Вот часть о Шмелеве имеет такие главы:
1. Шмелев как нац<иональный> поэт русской скорби.
2. Биографический путь его вдохновения — от Детских восприятий — через Омут — и до зрелейших созданий.
3. Эстетический материал Шмелева — язык, слово, стиль.
4. Предметные корни этого стиля.
5. Строение художественного акта у Шмелева: чувство, воображение, мысль, воля, чувственные восприятия, юмор.
6. Эстетические образы Шмелева — простецы; духовные;{6} совестные; богомольцы; отчаянные.
7. История любовная — худож<ественный> анализ, строение, замысел, предмет.
Противопоставление — Бунину (не подчеркивая).
8. Лето Господне, таковых есть Царство...
9. Богомолье; святая Русь. Горкин.
10. Художественный предмет Шмелева. Поэт мировой скорби.
Противопоставление Шмелева — Ремизову дается прикровенно в части о Ремизове. Ибо Ремизов застревает в муке и страхе. А Шмелев «страхом» не страдает, а муку почти мгновенно преобразует в страданье и скорбь.
Вот отрывок из главы о Ремизове:
«Мука и страдание не одно и то же.
Мука есть состояние тварное, темное и ожесточенное. Мука обособляет человека, замыкает его в себе, погружает его в животность существования, в безнадежность, страх и отчаяние. Ремизов прав: это именно от нестерпимой муки «завидуют мертвым» и «ложатся в могилу» заживо... Это из тьмы — родятся мука и страх.
Страдание же есть состояние духовное, светоносное и окрыляющее; оно раскрывает глубину души и единит людей в полу-ангельском братстве; оно преодолевает животное существование, приоткрывает дали Божии, возводит человека к Богу, побеждает отчаяние, дает надежду, укрепляет веру. В страдании — тает тьма и исчезает страх.
В муке человек, подобно животному, цепляется за жизнь; и в минуту отчаяния уходит из жизни решением своего произвола.
Человек, научившийся страданию, не цепляется за жизнь, ибо она для него — не более, чем земная жизнь; и отозванный из жизни — уходит к Отцу:
Мука зовет к жалости. И жалость есть согласие на несовместную муку. Жалость ведет не вверх, а вниз: в тварную темноту, в замкнутое обособление. Жалеющий сам опускается до муки, а не помогает мучащемуся возвыситься до страдания. И потому жалость, бездуховно и беспредметно размягчающая душу, есть путь неверный и не зиждущий. Она сама требует преодоления.

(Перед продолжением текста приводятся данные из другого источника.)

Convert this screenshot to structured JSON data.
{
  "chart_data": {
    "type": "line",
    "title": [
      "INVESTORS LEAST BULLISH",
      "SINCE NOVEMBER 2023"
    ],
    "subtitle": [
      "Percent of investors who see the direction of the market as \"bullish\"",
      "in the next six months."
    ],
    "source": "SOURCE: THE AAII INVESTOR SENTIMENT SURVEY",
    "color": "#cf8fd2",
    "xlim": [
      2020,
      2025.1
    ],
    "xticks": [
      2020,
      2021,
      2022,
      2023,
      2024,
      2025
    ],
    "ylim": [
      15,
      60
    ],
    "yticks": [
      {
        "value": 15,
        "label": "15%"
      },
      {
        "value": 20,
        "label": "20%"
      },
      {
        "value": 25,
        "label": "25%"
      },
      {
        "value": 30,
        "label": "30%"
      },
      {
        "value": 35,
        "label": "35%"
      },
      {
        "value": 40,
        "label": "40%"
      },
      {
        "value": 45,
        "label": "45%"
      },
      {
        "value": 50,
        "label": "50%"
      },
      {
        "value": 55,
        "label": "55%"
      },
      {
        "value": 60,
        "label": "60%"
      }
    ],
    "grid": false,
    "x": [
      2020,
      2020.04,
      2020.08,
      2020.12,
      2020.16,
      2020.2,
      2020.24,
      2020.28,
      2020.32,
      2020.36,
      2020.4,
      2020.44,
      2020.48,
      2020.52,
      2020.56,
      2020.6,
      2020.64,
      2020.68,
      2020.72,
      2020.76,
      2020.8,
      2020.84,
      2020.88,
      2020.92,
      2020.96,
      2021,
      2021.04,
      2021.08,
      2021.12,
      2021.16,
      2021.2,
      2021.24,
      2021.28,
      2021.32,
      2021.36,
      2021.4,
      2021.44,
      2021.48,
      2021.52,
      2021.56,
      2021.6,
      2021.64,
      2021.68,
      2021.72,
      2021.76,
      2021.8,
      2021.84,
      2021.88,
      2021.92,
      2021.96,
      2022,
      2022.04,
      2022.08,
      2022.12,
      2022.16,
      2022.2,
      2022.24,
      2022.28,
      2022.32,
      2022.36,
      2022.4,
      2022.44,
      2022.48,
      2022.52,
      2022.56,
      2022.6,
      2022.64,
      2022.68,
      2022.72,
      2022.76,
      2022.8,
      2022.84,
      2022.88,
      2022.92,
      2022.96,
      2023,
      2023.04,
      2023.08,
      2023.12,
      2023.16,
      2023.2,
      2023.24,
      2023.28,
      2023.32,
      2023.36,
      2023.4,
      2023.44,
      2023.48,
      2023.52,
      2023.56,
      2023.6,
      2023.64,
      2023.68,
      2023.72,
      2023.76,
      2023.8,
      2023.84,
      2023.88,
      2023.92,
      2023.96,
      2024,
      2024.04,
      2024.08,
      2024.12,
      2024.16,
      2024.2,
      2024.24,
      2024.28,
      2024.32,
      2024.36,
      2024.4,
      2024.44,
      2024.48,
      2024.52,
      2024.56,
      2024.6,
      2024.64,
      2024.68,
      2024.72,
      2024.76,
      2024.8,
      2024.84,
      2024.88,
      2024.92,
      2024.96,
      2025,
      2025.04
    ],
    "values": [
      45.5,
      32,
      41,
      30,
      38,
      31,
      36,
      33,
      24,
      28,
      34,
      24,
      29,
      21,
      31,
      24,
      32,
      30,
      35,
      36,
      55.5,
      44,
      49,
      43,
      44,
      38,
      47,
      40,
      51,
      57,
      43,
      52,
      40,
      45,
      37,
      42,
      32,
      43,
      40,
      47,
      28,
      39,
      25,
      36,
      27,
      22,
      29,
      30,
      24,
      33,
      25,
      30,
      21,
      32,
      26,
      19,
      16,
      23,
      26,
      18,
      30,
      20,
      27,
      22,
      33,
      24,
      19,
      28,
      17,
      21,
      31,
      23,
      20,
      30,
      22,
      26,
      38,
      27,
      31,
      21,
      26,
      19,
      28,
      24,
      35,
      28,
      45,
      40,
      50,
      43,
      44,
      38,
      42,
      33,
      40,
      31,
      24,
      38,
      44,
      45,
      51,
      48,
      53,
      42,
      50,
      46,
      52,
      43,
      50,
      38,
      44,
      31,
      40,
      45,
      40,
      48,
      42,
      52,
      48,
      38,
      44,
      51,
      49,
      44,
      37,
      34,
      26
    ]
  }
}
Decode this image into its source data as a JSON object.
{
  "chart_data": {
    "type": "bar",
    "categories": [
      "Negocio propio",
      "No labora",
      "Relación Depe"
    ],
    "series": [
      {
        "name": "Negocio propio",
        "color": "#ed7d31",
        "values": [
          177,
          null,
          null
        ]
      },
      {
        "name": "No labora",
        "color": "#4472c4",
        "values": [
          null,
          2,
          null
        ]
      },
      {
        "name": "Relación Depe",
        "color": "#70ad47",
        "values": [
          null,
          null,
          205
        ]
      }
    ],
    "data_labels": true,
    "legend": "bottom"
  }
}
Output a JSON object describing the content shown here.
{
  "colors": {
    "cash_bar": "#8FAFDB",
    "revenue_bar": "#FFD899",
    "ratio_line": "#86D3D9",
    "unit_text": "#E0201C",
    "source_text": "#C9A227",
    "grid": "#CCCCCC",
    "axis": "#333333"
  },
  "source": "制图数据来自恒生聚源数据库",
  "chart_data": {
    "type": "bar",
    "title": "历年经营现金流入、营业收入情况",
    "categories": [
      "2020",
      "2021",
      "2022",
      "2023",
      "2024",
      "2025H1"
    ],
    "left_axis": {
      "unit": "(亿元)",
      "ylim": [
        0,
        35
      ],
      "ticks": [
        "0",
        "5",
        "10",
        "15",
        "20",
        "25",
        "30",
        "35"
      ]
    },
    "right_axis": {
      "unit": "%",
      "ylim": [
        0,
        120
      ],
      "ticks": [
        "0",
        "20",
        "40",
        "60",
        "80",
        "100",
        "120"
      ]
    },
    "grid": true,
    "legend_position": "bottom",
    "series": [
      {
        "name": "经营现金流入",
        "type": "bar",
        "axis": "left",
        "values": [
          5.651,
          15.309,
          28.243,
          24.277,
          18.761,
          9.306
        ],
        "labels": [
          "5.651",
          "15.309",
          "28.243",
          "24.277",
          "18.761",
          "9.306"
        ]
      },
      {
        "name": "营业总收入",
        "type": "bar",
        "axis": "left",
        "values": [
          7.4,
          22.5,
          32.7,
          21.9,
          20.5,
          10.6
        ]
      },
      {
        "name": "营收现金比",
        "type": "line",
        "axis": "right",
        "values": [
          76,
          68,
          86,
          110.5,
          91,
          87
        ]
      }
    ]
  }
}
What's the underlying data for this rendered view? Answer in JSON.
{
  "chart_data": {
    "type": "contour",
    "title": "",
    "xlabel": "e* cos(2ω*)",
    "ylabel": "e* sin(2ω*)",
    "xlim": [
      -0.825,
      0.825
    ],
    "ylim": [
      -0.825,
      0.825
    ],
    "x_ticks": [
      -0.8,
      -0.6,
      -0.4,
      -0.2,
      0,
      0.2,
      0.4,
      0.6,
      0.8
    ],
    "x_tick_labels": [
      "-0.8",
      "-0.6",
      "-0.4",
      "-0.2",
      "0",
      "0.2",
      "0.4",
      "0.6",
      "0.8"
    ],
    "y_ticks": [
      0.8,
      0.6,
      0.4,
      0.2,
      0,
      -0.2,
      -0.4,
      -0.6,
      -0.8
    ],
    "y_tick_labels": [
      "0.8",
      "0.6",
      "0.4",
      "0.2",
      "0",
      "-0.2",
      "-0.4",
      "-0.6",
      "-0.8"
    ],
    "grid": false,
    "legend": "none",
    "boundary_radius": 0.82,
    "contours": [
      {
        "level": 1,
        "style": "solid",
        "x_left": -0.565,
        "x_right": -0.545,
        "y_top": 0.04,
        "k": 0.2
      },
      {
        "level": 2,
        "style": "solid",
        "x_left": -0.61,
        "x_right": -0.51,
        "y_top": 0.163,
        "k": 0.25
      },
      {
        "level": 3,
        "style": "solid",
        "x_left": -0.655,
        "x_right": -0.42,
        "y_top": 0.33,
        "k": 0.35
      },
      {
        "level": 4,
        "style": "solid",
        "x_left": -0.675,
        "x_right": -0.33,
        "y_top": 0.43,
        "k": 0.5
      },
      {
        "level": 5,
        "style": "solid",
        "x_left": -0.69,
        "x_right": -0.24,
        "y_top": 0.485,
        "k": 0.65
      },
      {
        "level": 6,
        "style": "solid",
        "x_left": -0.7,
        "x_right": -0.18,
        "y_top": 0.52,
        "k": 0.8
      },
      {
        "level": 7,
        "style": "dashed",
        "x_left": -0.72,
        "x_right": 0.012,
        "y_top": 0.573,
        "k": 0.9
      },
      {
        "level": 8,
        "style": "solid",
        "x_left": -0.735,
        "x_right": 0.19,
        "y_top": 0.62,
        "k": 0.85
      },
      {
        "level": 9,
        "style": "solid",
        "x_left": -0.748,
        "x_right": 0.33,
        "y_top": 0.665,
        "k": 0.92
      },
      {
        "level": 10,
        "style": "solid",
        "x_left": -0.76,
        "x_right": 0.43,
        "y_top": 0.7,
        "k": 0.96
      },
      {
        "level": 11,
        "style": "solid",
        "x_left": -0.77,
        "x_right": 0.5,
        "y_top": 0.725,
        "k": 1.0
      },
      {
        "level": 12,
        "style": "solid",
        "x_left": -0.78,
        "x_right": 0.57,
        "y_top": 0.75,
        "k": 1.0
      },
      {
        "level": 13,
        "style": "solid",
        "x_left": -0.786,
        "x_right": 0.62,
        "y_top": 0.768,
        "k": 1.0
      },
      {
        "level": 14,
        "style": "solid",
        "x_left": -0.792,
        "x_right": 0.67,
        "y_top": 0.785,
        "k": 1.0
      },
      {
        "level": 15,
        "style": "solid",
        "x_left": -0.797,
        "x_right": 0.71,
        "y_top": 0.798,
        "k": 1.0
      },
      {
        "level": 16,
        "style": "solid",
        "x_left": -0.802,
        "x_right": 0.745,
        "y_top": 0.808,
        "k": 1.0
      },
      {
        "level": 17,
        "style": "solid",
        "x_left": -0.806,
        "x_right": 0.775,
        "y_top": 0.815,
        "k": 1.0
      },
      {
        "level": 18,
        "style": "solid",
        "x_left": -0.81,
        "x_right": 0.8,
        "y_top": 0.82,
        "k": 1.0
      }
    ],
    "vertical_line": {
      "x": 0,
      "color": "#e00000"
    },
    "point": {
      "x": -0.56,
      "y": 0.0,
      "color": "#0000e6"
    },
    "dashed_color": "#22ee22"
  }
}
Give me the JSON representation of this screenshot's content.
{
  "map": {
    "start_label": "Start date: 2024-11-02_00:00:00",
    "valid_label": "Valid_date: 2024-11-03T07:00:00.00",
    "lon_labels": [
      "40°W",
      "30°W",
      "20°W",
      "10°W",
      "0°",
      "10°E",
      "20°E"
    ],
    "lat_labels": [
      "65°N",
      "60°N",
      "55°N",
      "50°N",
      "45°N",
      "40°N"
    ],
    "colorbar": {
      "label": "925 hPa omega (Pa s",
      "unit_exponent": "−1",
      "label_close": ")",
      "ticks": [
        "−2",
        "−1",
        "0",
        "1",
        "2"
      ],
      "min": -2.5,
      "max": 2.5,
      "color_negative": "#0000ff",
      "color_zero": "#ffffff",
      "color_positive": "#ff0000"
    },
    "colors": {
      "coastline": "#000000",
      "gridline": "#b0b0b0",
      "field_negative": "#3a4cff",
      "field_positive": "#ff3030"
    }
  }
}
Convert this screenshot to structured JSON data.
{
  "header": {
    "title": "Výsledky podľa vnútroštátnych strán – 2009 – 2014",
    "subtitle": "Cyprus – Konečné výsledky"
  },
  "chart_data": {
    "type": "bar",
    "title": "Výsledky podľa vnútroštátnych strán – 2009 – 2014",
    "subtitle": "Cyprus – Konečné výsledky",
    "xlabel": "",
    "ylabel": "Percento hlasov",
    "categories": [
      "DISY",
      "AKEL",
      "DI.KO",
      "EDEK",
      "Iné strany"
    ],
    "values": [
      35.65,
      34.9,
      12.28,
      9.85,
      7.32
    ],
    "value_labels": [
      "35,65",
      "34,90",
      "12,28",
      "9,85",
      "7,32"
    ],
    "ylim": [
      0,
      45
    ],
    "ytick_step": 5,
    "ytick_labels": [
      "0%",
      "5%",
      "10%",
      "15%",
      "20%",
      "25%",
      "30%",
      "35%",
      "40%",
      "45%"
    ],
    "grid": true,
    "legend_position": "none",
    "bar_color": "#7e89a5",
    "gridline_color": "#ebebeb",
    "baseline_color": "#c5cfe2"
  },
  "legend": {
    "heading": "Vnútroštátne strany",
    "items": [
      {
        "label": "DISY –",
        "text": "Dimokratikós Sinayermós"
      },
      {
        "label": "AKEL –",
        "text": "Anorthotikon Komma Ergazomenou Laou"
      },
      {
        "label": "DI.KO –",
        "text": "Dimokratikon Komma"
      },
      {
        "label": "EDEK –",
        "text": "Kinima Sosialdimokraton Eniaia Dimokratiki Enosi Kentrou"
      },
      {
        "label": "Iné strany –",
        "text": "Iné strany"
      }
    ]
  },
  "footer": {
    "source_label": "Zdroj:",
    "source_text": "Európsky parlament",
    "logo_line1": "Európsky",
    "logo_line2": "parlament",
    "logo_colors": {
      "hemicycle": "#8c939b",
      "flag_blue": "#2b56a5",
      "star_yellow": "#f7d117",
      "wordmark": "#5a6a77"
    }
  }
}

Христианство не благословляет на «муку» и не зовет к «жалости» (вопреки Толстому). Оно благословляет на страдание и зовет к свету и радости. Оно уводит от муки и учит победе. И страх в нем исчезает. Христос не «мучился» на Кресте, а страдал и скорбел; и путь Его был светоносный и победный. В этом смысл Христова Воскресения, победившего тьму, муку и страх.
А. М. Ремизов — поэт муки, страха и жалости... Но исхода, пути к победе у него нет. Здесь та ветхозаветная — мифическая, магическая, колдовская и сказочная — до-исторически первобытная — «сень смертная», где Христос еще не воскрес»…
Вот, милый друг, Вам проба пера. Посылаю Вам ее и очень прошу Вашего благословения, в веке нерушимого. И, пожалуйста, не пишите мне больше, что Вы кого-то «потеряли» и что кто-то Вас «разлюбил». Это слова и поступки — для людей недуховного измерения. А наш брат верит Предмету. А до Предмета не доходят никакие болтовни — ни рижские, ни парижские, ни препари-шские. Пока мы с Вами живы — мы два Ивана, российских сына; и никаких гвоздей.
Обнимаю Вас и жду отклика. Хорошо бы осенью книгу-то бы выпустить! Еще прошу: пришлите оттиск Иностранца — здесь эту книгу не достать. [313] И адрес Ваш.
Ваш И.
1938. IV. 10. День моего урождения.
313
Оставшийся незаконченным роман «Иностранец» публиковался в 1938 г. в Париже в журнале «Русские Записки» (№ 4, 5, апр. — май).